2023-01-17 13:48:44.577003+0800 Demo[44926:1519725] interrupt_wakeup: 30006 timer_wakeup:4 idle_wakeup: 0

2023-01-17 13:48:45.577459+0800 Demo[44926:1519725] interrupt_wakeup: 29505 timer_wakeup:3 idle_wakeup: 0

2023-01-17 13:48:46.577329+0800 Demo[44926:1519725] interrupt_wakeup: 30004 timer_wakeup:2 idle_wakeup: 0

Another question is what the difference between Crash with WAKEUPS subtype and wakeup event with a wakeups_resource-***.ips file, is wakeups_resource-***.ips means a crash happened?
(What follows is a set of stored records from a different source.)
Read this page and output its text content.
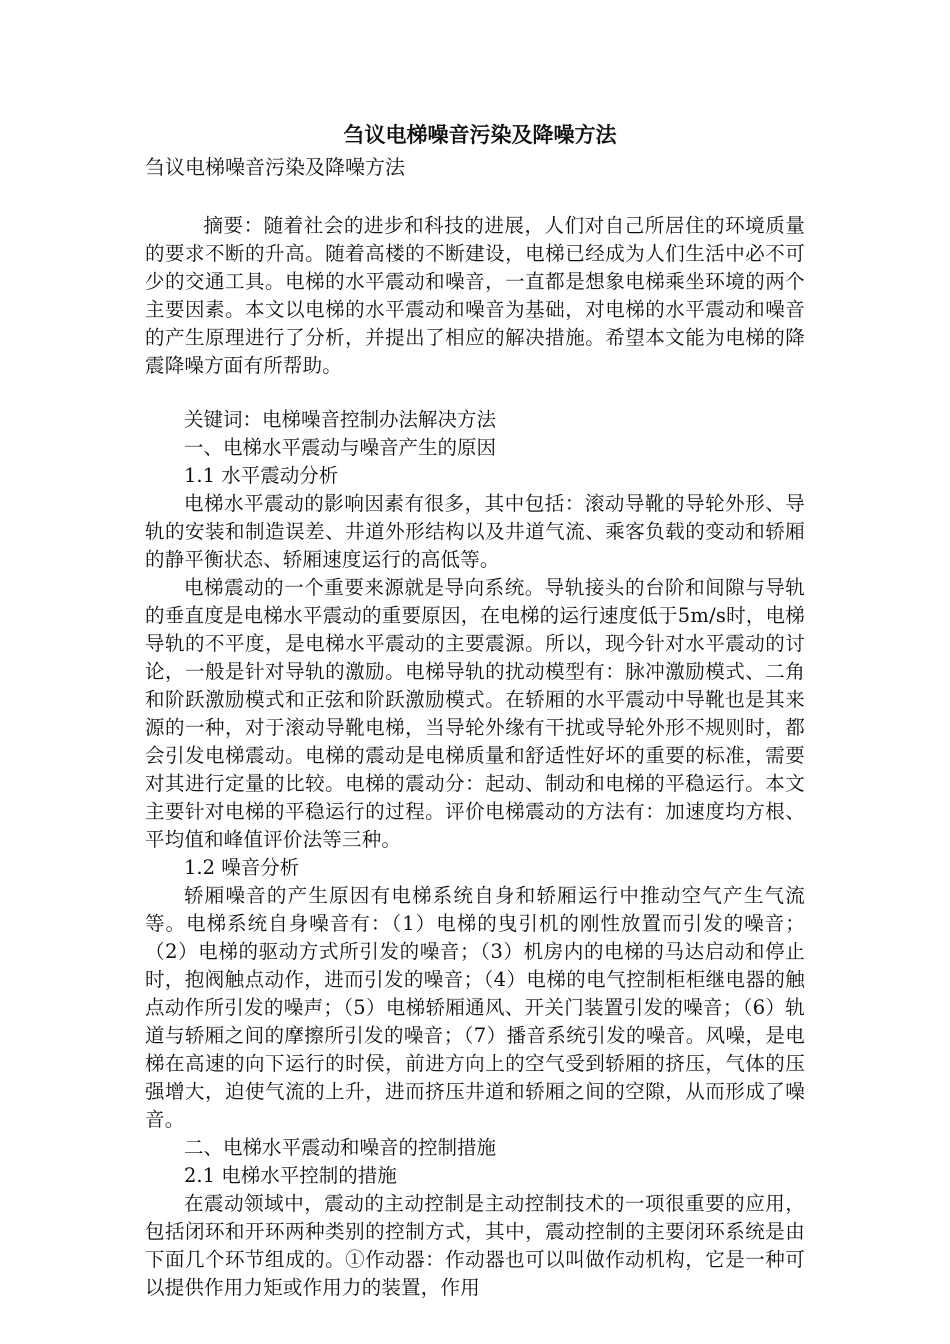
刍议电梯噪音污染及降噪方法
刍议电梯噪音污染及降噪方法

摘要：随着社会的进步和科技的进展，人们对自己所居住的环境质量的要求不断的升高。随着高楼的不断建设，电梯已经成为人们生活中必不可少的交通工具。电梯的水平震动和噪音，一直都是想象电梯乘坐环境的两个主要因素。本文以电梯的水平震动和噪音为基础，对电梯的水平震动和噪音的产生原理进行了分析，并提出了相应的解决措施。希望本文能为电梯的降震降噪方面有所帮助。

关键词：电梯噪音控制办法解决方法
一、电梯水平震动与噪音产生的原因
1.1 水平震动分析

电梯水平震动的影响因素有很多，其中包括：滚动导靴的导轮外形、导轨的安装和制造误差、井道外形结构以及井道气流、乘客负载的变动和轿厢的静平衡状态、轿厢速度运行的高低等。

电梯震动的一个重要来源就是导向系统。导轨接头的台阶和间隙与导轨的垂直度是电梯水平震动的重要原因，在电梯的运行速度低于5m/s时，电梯导轨的不平度，是电梯水平震动的主要震源。所以，现今针对水平震动的讨论，一般是针对导轨的激励。电梯导轨的扰动模型有：脉冲激励模式、二角和阶跃激励模式和正弦和阶跃激励模式。在轿厢的水平震动中导靴也是其来源的一种，对于滚动导靴电梯，当导轮外缘有干扰或导轮外形不规则时，都会引发电梯震动。电梯的震动是电梯质量和舒适性好坏的重要的标准，需要对其进行定量的比较。电梯的震动分：起动、制动和电梯的平稳运行。本文主要针对电梯的平稳运行的过程。评价电梯震动的方法有：加速度均方根、平均值和峰值评价法等三种。

1.2 噪音分析

轿厢噪音的产生原因有电梯系统自身和轿厢运行中推动空气产生气流等。电梯系统自身噪音有：（1）电梯的曳引机的刚性放置而引发的噪音；（2）电梯的驱动方式所引发的噪音；（3）机房内的电梯的马达启动和停止时，抱阀触点动作，进而引发的噪音；（4）电梯的电气控制柜柜继电器的触点动作所引发的噪声；（5）电梯轿厢通风、开关门装置引发的噪音；（6）轨道与轿厢之间的摩擦所引发的噪音；（7）播音系统引发的噪音。风噪，是电梯在高速的向下运行的时侯，前进方向上的空气受到轿厢的挤压，气体的压强增大，迫使气流的上升，进而挤压井道和轿厢之间的空隙，从而形成了噪音。

二、电梯水平震动和噪音的控制措施
2.1 电梯水平控制的措施

在震动领域中，震动的主动控制是主动控制技术的一项很重要的应用，包括闭环和开环两种类别的控制方式，其中，震动控制的主要闭环系统是由下面几个环节组成的。①作动器：作动器也可以叫做作动机构，它是一种可以提供作用力矩或作用力的装置，作用
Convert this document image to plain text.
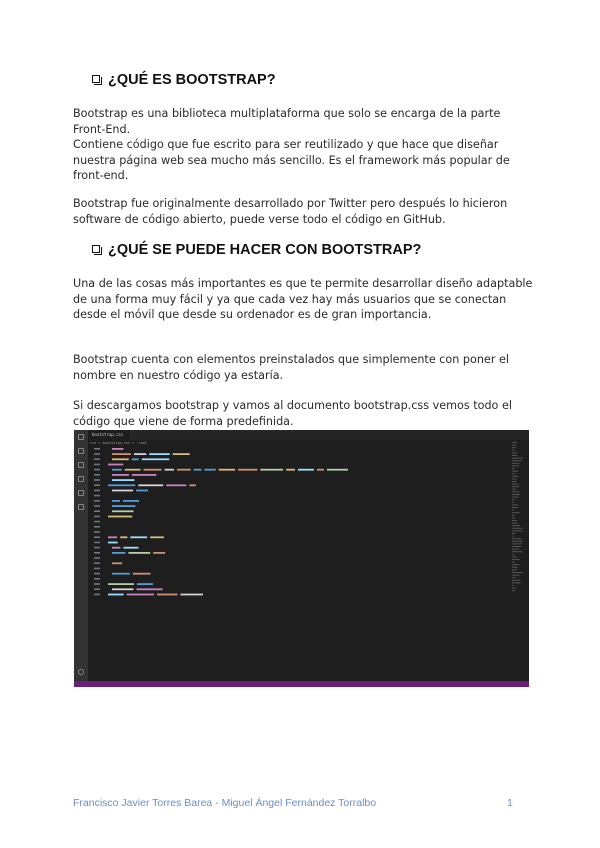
¿QUÉ ES BOOTSTRAP?
Bootstrap es una biblioteca multiplataforma que solo se encarga de la parte
Front-End.
Contiene código que fue escrito para ser reutilizado y que hace que diseñar
nuestra página web sea mucho más sencillo. Es el framework más popular de
front-end.
Bootstrap fue originalmente desarrollado por Twitter pero después lo hicieron
software de código abierto, puede verse todo el código en GitHub.
¿QUÉ SE PUEDE HACER CON BOOTSTRAP?
Una de las cosas más importantes es que te permite desarrollar diseño adaptable
de una forma muy fácil y ya que cada vez hay más usuarios que se conectan
desde el móvil que desde su ordenador es de gran importancia.
Bootstrap cuenta con elementos preinstalados que simplemente con poner el
nombre en nuestro código ya estaría.
Si descargamos bootstrap y vamos al documento bootstrap.css vemos todo el
código que viene de forma predefinida.
bootstrap.css
css > bootstrap.css > :root
Francisco Javier Torres Barea - Miguel Ángel Fernández Torralbo	1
I try to reproduce a crash cause by wakeups limit exceed

AFAIK hitting this ‘limit’ won’t actually trigger a crash. It generates a diagnostic report that looks a lot like a crash report but is not actually one. You can confirm that by reading the fine print. If you have a modern example, post it here and I’ll take a look. See Posting a Crash Report for advice on how to post it.

Share and Enjoy

Quinn “The Eskimo!” @ Developer Technical Support @ Apple
let myEmail = "eskimo" + "1" + "@" + "apple.com"

I do experienced a crash, and I get device log from Xcode, the log type is Crash, and the detail is here:

So I think this is the cause of the crash.

the log type is Crash

This is not a crash report. Consider this snippet:

Action taken:     none

If this were a crash report, it’d have something more fatal there, like terminated.

If the Xcode UI is misleading you into thinking it’s a crash, I’d appreciate you filing a bug about that, with a copy of this diagnostic report and screen shot of the misleading UI.

Please post your bug number, just for the record.

Share and Enjoy

Quinn “The Eskimo!” @ Developer Technical Support @ Apple
let myEmail = "eskimo" + "1" + "@" + "apple.com"

I agree that the log is not a crash report, but I did experienced a crash as a user, and the app process termination can be corroborated by my app logs. So I think there must be a crash log, and I suspect the wakeups cause the crash.

Hi,

We encountered the same with our app: Event: wakeups Action taken: none

Even though the log shows the above, the app crashes on the device.

Logs taken from the device, not running with the Xcode.